Affoltern · Die Geschichte der Ersparniskasse Affoltern (EKA) begann vor 150 Jahren am 9. März 1873 mit der Gründungsversammlung im Gasthof Löwen in Affoltern. Dies noch vor der Erfindung des Telefons (Alexander Graham Bell 1876), der Elektrobeleuchtung (Thomas A. Edison 1880) und der Gründung der Nationalbank (1907). Die Entstehung der EKA kann dem damaligen Volksverein verdankt werden. Unter dessen Präsidenten Friedrich Rudolf Stucker zu Kirchbühl, Landwirt und Lehrer, wurde am 17. November 1872 die Frage über die Gründung einer daherigen Kasse im Schosse des Volksvereins besprochen. Das Projekt fand Anklang und eine eingesetzte Kommission veranstaltete eine Aktienzeichnung zur Beschaffung der nötigen Geldmittel.
An der Gründungsversammlung waren 35 Aktionäre persönlich anwesend und es wurde ein Aktienkapital von 11 000 Franken gezeichnet. Das erste Aktienbuch der EKA verzeichnete 65 Aktionäre (im Vergleich, heute sind es 1350). Welche Gründe und Motive hinter der Gründung der Ersparniskasse steckten, seien dem Gründungsprotokoll jedoch nicht zu entnehmen, schrieb der Historiker Jürg Rettenmund in einer Chronik, in welcher er die Gründungsära der Ersparniskasse Affoltern niederschrieb. Wahrscheinlich handelte es sich um eine politische Organisation. Ein weiterer Grund, so vermutete Rettenmund, könnte der Bau der Eisenbahn gewesen sein, der ab 1850 den Kreditmarkt in der Schweiz einer nachhaltigen Veränderung unterwarf.
Sparen und Ausleihen
Unter einer Ersparniskasse verstand man damals eine Anstalt, in welcher auch die kleinsten Summen sicher angelegt, unter gewissen Bedingungen zinsbar gemacht und nach einer Übereinkunft mit Zuschlag des Zinses wieder zurückgezogen werden konnten. Der Zweck der Ersparniskassen war neben der Sicherheit der Anlage die Sammlung eines Kapitals für den Einzelnen, den Kleinen und Geringen. Die Hauptsorge der Verwaltungen war, dem Einleger für seine Einlage eine möglichst grosse Sicherheit zu geben, vielleicht auch durch formelle Schwierigkeit den Aufbrauch des Kapitals zu verhindern. Vielen Kassen diente aber nicht nur das Sparen als Hauptzweck, ihr Schwerpunkt lag ebenfalls in der Befriedigung des Bedürfnisses der Geldsuchenden und sie bedienten sich der Ersparnisse der Kleinen. So nannten sie sich nicht nur Spar-, sondern auch Leihkassen.

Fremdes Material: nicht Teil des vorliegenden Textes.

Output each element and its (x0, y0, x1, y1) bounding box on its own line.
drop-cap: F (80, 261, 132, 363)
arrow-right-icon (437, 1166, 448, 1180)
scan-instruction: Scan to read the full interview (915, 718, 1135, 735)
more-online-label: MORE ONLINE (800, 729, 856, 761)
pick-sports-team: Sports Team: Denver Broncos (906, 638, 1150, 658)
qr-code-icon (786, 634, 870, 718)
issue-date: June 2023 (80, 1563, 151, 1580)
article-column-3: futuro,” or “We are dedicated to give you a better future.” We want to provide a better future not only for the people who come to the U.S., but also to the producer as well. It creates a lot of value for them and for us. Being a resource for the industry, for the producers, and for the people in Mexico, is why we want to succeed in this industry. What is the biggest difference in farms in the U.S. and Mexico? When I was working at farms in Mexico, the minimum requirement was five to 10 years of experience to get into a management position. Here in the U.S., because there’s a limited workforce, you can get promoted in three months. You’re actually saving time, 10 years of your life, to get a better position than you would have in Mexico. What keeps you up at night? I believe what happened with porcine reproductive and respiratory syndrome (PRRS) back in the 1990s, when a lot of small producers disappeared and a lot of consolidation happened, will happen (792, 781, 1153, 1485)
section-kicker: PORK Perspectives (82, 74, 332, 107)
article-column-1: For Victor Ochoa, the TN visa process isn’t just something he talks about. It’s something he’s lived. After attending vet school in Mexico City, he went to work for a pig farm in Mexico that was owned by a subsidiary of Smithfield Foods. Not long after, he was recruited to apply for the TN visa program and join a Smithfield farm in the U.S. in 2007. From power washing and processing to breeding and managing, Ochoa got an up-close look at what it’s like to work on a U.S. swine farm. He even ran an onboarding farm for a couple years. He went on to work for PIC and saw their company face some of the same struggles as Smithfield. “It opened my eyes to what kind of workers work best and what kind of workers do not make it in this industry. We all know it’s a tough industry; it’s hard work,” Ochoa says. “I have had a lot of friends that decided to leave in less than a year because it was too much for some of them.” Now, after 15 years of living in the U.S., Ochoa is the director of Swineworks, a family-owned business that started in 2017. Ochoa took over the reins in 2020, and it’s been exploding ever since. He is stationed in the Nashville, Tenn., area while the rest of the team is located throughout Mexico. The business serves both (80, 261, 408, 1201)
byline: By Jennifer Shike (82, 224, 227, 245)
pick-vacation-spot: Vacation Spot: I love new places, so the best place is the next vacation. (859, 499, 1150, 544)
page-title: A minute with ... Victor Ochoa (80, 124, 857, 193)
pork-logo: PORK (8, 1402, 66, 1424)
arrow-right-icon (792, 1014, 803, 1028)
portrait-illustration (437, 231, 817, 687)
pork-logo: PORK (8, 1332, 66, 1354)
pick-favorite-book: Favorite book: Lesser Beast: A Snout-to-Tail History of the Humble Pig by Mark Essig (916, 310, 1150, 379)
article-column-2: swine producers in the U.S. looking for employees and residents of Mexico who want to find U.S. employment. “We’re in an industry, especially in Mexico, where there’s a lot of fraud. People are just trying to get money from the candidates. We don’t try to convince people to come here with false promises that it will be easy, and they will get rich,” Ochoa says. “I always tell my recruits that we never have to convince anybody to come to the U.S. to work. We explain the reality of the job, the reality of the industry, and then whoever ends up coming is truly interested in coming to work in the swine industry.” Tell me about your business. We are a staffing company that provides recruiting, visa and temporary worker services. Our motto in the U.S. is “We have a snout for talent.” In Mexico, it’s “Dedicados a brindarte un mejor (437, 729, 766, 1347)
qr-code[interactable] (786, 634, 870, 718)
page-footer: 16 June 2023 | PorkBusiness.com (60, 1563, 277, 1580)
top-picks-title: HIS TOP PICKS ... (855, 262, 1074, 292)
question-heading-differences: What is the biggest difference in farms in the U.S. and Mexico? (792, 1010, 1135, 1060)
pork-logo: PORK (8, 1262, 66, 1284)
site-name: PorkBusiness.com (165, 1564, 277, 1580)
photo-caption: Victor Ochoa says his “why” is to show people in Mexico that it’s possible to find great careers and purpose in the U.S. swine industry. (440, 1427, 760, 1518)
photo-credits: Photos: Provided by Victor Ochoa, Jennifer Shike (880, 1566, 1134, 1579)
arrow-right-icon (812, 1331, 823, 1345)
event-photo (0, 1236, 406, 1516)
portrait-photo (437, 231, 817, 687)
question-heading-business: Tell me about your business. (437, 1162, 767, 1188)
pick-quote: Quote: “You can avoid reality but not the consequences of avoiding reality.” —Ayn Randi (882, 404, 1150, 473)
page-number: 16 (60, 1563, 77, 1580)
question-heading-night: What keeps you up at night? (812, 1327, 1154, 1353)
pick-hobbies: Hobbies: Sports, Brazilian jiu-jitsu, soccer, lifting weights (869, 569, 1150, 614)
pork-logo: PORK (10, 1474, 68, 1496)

Die Ersparniskasse Affoltern gehörte trotz ihres Namens von Anfang an zu den Spar- und Leihkassen. Das geht auch aus dem doppelten Zweckartikel in den Statuten der EKA hervor: Sie soll «die Ersparnisse und andere Gelder zur Beförderung von Fleiss und Sparsamkeit auf Zins annehmen und durch Gewährung von Barvorschüssen den Verkehr des Gewerbestandes erleichtern sowie Handel und Landwirtschaft nach Möglichkeit unterstützen». Affoltern zählte bereits damals rund 1060 Einwohnerinnen und Einwohner und somit etwa annähernd gleich viele wie heute.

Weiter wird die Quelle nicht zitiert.